Politics of web space and archivability are two issues which I had to grapple with when I began my research on e-petitioning. In my attempt to examine defining characteristics in successful e-petitions, I first decided to do a comparative analysis of successful and unsuccessful e-petitions from two popular e-petitioning websites. But, I soon realized that the two chosen websites do not archive unsuccessful or failed e-petitions. Even though such initial setbacks can be frustrating, they highlight the need for considering certain discrete protocols underneath the largely democratic persona of social media platforms. Despite users’ ability to create content on social media platforms, content production and content ownership are two different cogs in the wheel. Who is the real owner of social media content? If I want to access a post on my blog from five years ago, I should be able to find it in the archives. But how does one find failed e-petitions on free e-petitioning websites? Why would such leading platforms contending for the top spot make such information openly available on their space when it could potentially affect their member base?
So, given the limitation, I decided to focus solely on successful e-petitions and the role of gender and topic in their success. Aside from selecting successful e-petitions based on the self-reported petitioner gender and topic of the e-petition, the seven characteristics delineated in the Foot, Warnick, and Schneider (2005) article on Web-based memorialization would help inform the process of content analyses.

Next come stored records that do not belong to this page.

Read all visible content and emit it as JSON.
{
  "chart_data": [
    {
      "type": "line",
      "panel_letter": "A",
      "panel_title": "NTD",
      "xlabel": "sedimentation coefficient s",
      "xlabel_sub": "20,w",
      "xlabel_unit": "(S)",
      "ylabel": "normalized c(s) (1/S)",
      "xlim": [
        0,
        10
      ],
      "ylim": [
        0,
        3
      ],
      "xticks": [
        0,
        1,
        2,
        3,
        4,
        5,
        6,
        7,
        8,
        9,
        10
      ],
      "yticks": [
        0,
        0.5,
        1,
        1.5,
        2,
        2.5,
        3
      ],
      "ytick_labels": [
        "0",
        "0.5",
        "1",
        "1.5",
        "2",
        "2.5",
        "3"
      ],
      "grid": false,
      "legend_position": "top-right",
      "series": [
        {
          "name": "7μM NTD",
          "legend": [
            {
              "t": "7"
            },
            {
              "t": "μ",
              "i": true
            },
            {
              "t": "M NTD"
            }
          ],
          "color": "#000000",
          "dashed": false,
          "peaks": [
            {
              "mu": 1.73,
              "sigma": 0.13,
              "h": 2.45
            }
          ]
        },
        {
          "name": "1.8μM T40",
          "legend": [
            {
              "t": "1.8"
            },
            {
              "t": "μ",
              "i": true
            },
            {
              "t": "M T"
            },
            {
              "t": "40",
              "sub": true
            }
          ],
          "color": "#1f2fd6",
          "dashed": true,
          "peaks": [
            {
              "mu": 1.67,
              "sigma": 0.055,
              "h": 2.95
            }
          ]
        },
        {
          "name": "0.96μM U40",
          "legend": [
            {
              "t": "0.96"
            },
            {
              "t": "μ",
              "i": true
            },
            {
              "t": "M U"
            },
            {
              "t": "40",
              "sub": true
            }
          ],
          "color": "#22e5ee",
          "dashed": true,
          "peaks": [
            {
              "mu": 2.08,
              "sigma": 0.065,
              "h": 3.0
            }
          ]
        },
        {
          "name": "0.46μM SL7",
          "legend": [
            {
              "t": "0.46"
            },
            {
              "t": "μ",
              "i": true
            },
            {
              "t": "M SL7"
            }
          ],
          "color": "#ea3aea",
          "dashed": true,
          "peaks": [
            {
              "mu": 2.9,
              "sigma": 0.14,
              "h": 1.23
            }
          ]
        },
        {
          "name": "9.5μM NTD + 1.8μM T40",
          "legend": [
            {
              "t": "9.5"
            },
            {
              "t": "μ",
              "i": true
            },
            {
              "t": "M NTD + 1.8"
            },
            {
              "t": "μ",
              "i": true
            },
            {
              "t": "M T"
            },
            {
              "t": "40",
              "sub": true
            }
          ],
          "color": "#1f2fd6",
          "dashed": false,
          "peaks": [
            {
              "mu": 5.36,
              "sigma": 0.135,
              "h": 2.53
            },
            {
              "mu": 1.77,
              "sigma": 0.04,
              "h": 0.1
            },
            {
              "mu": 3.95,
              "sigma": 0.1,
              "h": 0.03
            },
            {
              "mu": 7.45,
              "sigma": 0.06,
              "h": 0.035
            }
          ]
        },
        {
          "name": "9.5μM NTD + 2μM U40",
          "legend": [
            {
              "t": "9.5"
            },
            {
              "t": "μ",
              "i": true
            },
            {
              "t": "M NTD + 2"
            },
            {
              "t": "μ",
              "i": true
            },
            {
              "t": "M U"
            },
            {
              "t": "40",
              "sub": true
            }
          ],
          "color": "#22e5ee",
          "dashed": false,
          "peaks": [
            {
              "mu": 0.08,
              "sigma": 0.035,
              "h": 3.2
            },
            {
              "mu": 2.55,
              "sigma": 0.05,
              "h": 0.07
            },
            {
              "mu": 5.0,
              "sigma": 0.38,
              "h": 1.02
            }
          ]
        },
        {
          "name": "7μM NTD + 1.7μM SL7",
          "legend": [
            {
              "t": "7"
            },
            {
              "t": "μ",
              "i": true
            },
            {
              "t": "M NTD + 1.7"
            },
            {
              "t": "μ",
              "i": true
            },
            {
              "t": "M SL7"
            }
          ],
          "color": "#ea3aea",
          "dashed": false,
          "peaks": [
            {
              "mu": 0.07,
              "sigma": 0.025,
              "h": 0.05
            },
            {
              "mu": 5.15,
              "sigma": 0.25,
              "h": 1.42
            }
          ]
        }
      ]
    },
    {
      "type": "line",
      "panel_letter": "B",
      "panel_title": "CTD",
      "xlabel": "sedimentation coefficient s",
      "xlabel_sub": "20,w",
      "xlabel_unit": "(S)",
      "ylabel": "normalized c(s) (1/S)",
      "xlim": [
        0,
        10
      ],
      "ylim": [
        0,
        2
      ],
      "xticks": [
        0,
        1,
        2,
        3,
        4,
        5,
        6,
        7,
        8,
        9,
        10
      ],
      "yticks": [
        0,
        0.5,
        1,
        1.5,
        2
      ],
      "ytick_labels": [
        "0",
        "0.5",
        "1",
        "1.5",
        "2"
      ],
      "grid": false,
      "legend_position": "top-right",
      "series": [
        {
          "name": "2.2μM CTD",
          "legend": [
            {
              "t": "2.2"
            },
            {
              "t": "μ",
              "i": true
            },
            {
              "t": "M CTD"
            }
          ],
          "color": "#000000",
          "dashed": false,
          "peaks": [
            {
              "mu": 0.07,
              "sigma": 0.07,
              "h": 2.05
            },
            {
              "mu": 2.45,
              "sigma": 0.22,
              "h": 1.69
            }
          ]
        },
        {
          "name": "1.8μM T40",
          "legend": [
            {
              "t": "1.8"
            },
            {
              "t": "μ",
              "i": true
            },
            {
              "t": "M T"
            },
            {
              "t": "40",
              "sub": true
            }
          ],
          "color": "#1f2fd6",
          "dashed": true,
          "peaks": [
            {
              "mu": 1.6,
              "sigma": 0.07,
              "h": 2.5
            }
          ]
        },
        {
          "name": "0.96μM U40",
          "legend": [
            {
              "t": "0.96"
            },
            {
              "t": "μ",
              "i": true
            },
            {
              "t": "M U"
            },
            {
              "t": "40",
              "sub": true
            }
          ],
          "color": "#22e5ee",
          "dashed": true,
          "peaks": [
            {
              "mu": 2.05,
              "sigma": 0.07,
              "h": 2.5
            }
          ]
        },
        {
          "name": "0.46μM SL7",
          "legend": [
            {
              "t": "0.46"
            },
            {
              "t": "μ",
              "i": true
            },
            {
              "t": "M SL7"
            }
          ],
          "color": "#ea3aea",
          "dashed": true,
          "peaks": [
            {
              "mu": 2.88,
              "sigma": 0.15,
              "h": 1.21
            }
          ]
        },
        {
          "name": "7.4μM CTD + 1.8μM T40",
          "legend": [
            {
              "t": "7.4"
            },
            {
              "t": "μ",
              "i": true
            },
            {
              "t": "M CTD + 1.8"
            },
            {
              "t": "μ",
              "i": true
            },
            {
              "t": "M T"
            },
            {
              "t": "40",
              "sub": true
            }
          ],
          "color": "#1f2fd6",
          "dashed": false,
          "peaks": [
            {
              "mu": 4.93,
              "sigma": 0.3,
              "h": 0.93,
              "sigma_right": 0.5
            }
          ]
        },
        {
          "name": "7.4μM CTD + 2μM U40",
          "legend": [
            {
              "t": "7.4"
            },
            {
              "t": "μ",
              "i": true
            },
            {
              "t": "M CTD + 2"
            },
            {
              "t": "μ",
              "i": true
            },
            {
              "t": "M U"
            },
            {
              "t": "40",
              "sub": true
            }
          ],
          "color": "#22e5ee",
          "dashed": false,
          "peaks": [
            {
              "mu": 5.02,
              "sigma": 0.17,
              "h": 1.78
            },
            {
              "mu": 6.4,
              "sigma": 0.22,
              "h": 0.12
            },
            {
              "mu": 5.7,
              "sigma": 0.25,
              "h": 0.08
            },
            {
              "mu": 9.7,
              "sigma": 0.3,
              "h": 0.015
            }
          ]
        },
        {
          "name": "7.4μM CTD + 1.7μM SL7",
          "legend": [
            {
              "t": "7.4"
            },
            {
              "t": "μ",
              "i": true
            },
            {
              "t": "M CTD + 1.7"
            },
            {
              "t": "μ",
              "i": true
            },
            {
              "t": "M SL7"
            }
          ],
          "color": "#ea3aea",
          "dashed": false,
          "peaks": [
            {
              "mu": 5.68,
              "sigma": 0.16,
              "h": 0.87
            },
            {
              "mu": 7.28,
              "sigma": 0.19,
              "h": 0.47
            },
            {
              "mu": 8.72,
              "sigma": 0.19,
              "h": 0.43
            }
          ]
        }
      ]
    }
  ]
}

Aside from the first two dimensions (focus/topic and content producer), the voice of the petition would be a critical parameter in determining whether and to what extent univocal or multivocal content are effective. While univocal narratives are the norm when it comes to petitioning because of the positive impact of a unified voice, it might be interesting to know how multivocal narratives in petitions written by one author affects it success. Furthermore, information on the intended audience and positioning of the affected party would decidedly impact the narrative. The dimension of fixity could be important in learning if fixed or dynamic content in these successful e-petitions affected their outcome in any way. That is, if addition of new content or modification brought about increased number of signatures at a given time? Lastly, immediacy of production could be another factor determining success in addition to the sociopolitical environment. For instance, an e-petition pleading media to boycott Donald Trump would possibly garner more support right now than one urging the food industry to ban GMO ingredients.
Therefore, even though per the assertions of the researchers of the above-mentioned 2005 article that their findings are not generalizable, the proposed framework could be applied to computer-mediated communication phenomena other than Web-based memorializing.